When we talk about the average of a group of numbers in statistics, we often mention three terms: mean, median, and mode. These terms help us understand a collection of data by summarizing it with one number.

While the mean (which is the average) is common, there are times when the median is a better choice.

So, when should you use the median instead of the mean? Let’s find out together!

What Are Mean and Median?

Before we get into when to use the median, let’s look at what mean and median mean.
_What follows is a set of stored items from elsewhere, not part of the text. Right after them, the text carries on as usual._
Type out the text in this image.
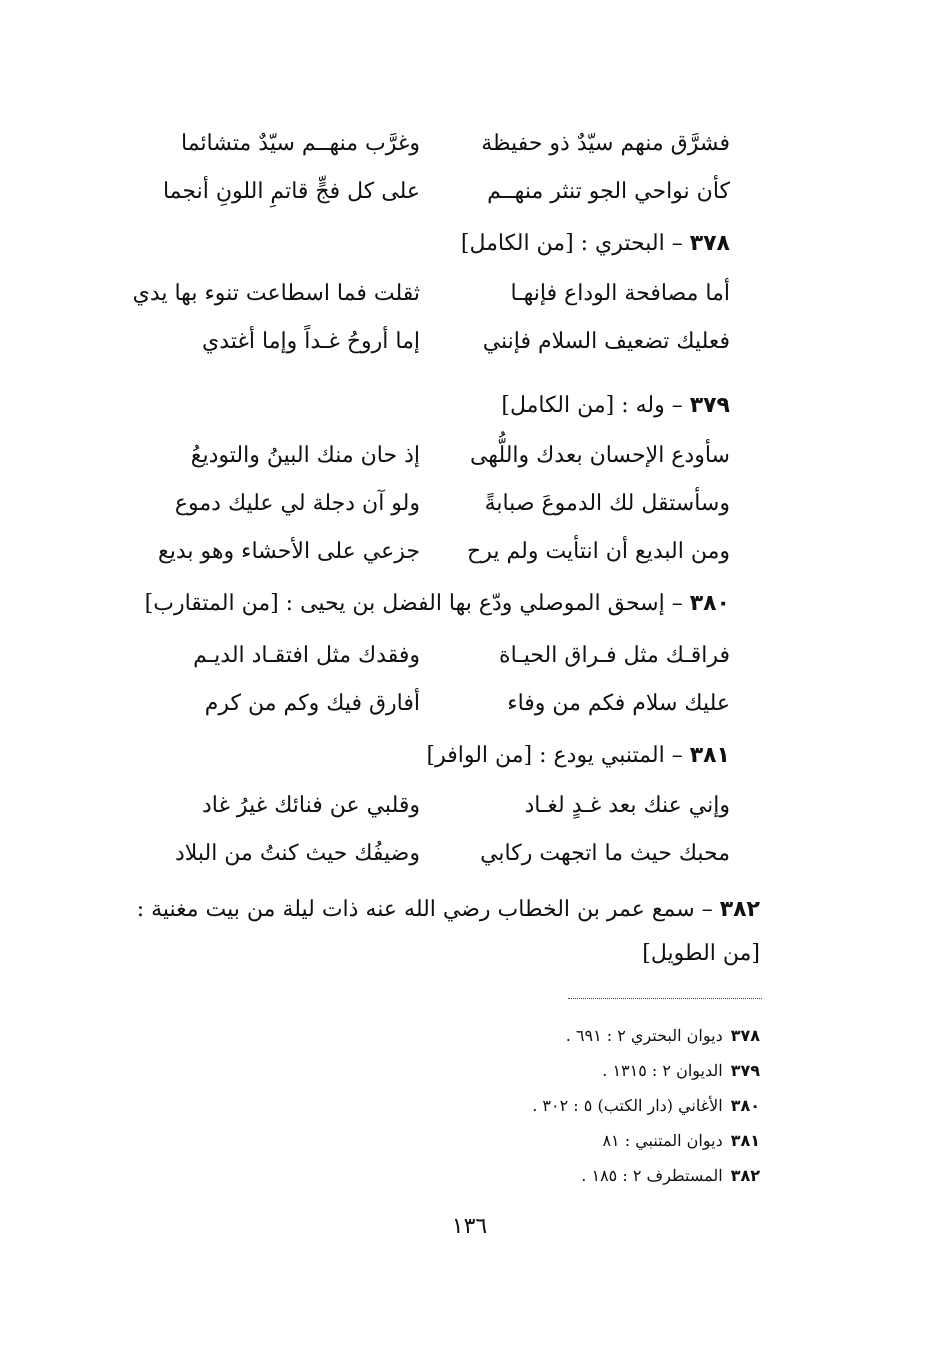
فشرَّق منهم سيّدٌ ذو حفيظة
وغرَّب منهــم سيّدٌ متشائما
كأن نواحي الجو تنثر منهــم
على كل فجٍّ قاتمِ اللونِ أنجما
٣٧٨ – البحتري : [من الكامل]
أما مصافحة الوداع فإنهـا
ثقلت فما اسطاعت تنوء بها يدي
فعليك تضعيف السلام فإنني
إما أروحُ غـداً وإما أغتدي
٣٧٩ – وله : [من الكامل]
سأودع الإحسان بعدك واللُّهى
إذ حان منك البينُ والتوديعُ
وسأستقل لك الدموعَ صبابةً
ولو آن دجلة لي عليك دموع
ومن البديع أن انتأيت ولم يرح
جزعي على الأحشاء وهو بديع
٣٨٠ – إسحق الموصلي ودّع بها الفضل بن يحيى : [من المتقارب]
فراقـك مثل فـراق الحيـاة
وفقدك مثل افتقـاد الديـم
عليك سلام فكم من وفاء
أفارق فيك وكم من كرم
٣٨١ – المتنبي يودع : [من الوافر]
وإني عنك بعد غـدٍ لغـاد
وقلبي عن فنائك غيرُ غاد
محبك حيث ما اتجهت ركابي
وضيفُك حيث كنتُ من البلاد
٣٨٢ – سمع عمر بن الخطاب رضي الله عنه ذات ليلة من بيت مغنية : [من الطويل]
٣٧٨ديوان البحتري ٢ : ٦٩١ .
٣٧٩الديوان ٢ : ١٣١٥ .
٣٨٠الأغاني (دار الكتب) ٥ : ٣٠٢ .
٣٨١ديوان المتنبي : ٨١
٣٨٢المستطرف ٢ : ١٨٥ .
١٣٦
• Mean: To find the mean, you add all the numbers together and then divide by how many numbers there are. For example, if we have the numbers 2, 4, 6, and 8, we find the mean like this:

$$\text{Mean} = \frac{2 + 4 + 6 + 8}{4} = \frac{20}{4} = 5$$

• Median: The median is the middle number when all the numbers are lined up in order. Using the same numbers (2, 4, 6, 8), they are already arranged. Since there are four numbers (an even amount), we take the two middle numbers and find their average:

$$\text{Median} = \frac{4 + 6}{2} = \frac{10}{2} = 5$$

Now that we know how to find both, let’s look at when the median is the better option.

When Should You Use the Median?

1. Outliers: Outliers are numbers that are much higher or lower than the others in the group. For example, consider these test scores: 55, 58, 60, 62, 70, and 100.

If we find the mean:

$$\text{Mean} = \frac{55 + 58 + 60 + 62 + 70 + 100}{6} = \frac{405}{6} \approx 67.5$$

This mean of about 67.5 doesn’t really show what most students scored, since 100 is much higher than the other scores.
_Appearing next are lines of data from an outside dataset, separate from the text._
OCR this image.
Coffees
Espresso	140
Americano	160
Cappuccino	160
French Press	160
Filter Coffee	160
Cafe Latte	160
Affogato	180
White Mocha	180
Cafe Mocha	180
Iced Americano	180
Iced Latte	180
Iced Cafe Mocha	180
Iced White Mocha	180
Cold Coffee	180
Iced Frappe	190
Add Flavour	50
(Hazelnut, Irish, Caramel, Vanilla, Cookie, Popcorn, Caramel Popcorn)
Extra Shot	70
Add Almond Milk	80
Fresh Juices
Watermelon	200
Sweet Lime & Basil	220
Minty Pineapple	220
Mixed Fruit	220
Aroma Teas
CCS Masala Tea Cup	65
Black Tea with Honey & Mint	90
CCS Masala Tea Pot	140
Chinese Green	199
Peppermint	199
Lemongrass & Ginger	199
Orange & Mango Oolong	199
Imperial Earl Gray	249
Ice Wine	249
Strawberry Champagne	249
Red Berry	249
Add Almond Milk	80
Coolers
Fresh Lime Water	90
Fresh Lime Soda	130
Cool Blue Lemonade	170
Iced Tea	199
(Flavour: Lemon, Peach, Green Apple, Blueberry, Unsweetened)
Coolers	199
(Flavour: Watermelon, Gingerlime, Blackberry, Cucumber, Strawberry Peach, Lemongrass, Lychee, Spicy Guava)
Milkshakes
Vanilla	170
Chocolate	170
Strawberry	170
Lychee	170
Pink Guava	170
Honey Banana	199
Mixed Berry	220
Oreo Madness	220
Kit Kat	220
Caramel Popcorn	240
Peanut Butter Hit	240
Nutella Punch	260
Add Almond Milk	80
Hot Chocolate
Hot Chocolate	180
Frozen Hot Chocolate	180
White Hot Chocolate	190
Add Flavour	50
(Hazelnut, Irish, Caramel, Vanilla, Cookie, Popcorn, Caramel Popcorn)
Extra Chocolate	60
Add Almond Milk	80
Now, let’s find the median:

If we line up the test scores: 55, 58, 60, 62, 70, 100. The median would be:

$$\text{Median} = \frac{60 + 62}{2} = 61$$

In this case, the median (61) gives us a better understanding of the test scores.

2. Skewed Data: When the data is uneven or lopsided, the mean can be affected by extreme values. For example, look at this group of ages: 10, 12, 12, 12, 14, 14, 15, 17, 19, 70.
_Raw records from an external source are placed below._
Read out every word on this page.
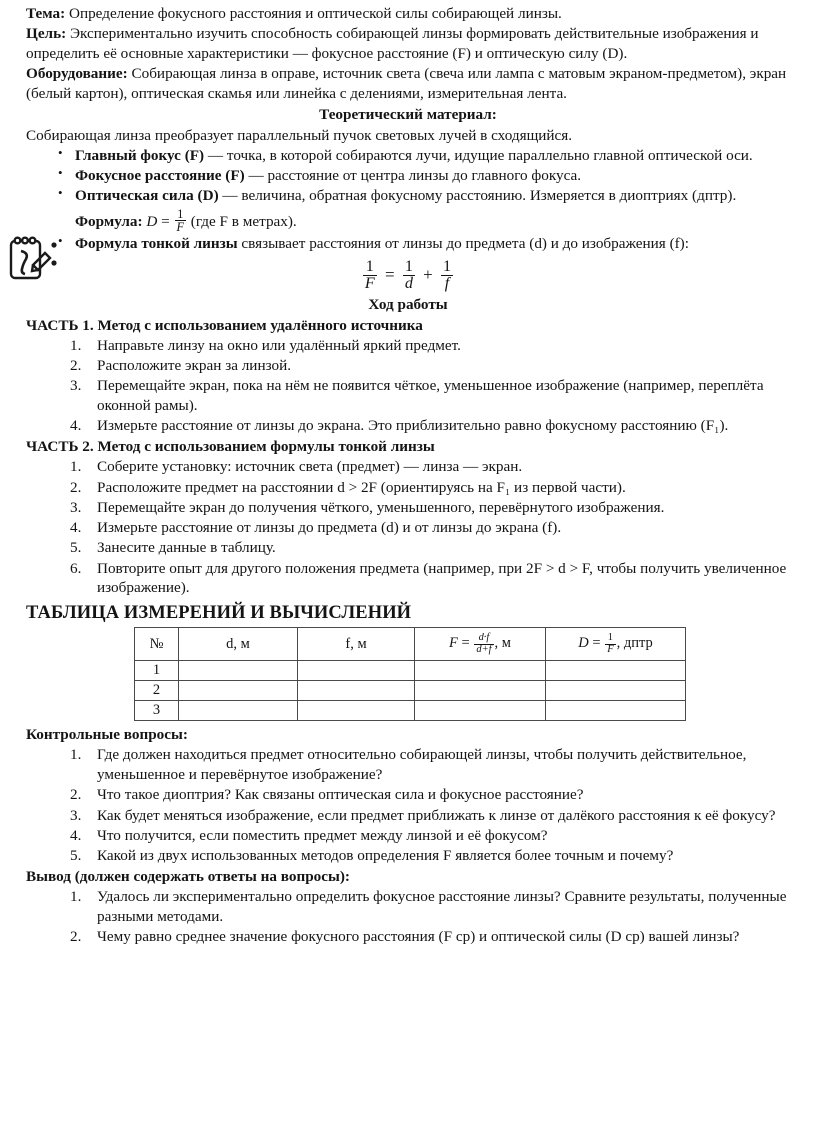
Тема: Определение фокусного расстояния и оптической силы собирающей линзы.

Цель: Экспериментально изучить способность собирающей линзы формировать действительные изображения и определить её основные характеристики — фокусное расстояние (F) и оптическую силу (D).

Оборудование: Собирающая линза в оправе, источник света (свеча или лампа с матовым экраном-предметом), экран (белый картон), оптическая скамья или линейка с делениями, измерительная лента.

Теоретический материал:

Собирающая линза преобразует параллельный пучок световых лучей в сходящийся.

• Главный фокус (F) — точка, в которой собираются лучи, идущие параллельно главной оптической оси.
• Фокусное расстояние (F) — расстояние от центра линзы до главного фокуса.
• Оптическая сила (D) — величина, обратная фокусному расстоянию. Измеряется в диоптриях (дптр).
Формула: $D = \frac{1}{F} (где$ F в метрах).
• Формула тонкой линзы связывает расстояния от линзы до предмета (d) и до изображения (f):
$\frac{1}{F} = \frac{1}{d} + \frac{1}{f}$

Ход работы

ЧАСТЬ 1. Метод с использованием удалённого источника

Направьте линзу на окно или удалённый яркий предмет.
Расположите экран за линзой.
Перемещайте экран, пока на нём не появится чёткое, уменьшенное изображение (например, переплёта оконной рамы).
Измерьте расстояние от линзы до экрана. Это приблизительно равно фокусному расстоянию (F₁).

ЧАСТЬ 2. Метод с использованием формулы тонкой линзы

Соберите установку: источник света (предмет) — линза — экран.
Расположите предмет на расстоянии d > 2F (ориентируясь на F₁ из первой части).
Перемещайте экран до получения чёткого, уменьшенного, перевёрнутого изображения.
Измерьте расстояние от линзы до предмета (d) и от линзы до экрана (f).
Занесите данные в таблицу.
Повторите опыт для другого положения предмета (например, при 2F > d > F, чтобы получить увеличенное изображение).

ТАБЛИЦА ИЗМЕРЕНИЙ И ВЫЧИСЛЕНИЙ

№	d, м	f, м	$F = \frac{d\cdot f}{d+f}$ , м	$D = \frac{1}{F}$ , дптр
1				
2				
3				

Контрольные вопросы:

Где должен находиться предмет относительно собирающей линзы, чтобы получить действительное, уменьшенное и перевёрнутое изображение?
Что такое диоптрия? Как связаны оптическая сила и фокусное расстояние?
Как будет меняться изображение, если предмет приближать к линзе от далёкого расстояния к её фокусу?
Что получится, если поместить предмет между линзой и её фокусом?
Какой из двух использованных методов определения F является более точным и почему?

Вывод (должен содержать ответы на вопросы):

Удалось ли экспериментально определить фокусное расстояние линзы? Сравните результаты, полученные разными методами.
Чему равно среднее значение фокусного расстояния (F ср) и оптической силы (D ср) вашей линзы?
The mean age would be much higher because of the outlier (70):

$$\text{Mean} = \frac{10 + 12 + 12 + 12 + 14 + 14 + 15 + 17 + 19 + 70}{10} \approx 19.4$$

Here, the median would not be influenced by that high number:

If we arrange the ages: 10, 12, 12, 12, 14, 14, 15, 17, 19, 70, the median—found by taking the average of the two middle values—is:

$$\text{Median} = \frac{14 + 14}{2} = 14$$

3. Ranked Data: When you deal with ranked data, where the differences between the numbers aren’t clear, the median is very useful. For example, if you have rankings of 1st, 2nd, 2nd, and 4th in a competition, the median ranking (the middle value) is meaningful and makes more sense than calculating an average ranking.

Conclusion

In short, the median is often better than the mean when dealing with outliers, uneven distributions, or ranked data. It helps us see the big picture by reducing the impact of extreme values.

Understanding when to use these different measures is important in statistics, so you can understand and share your data accurately!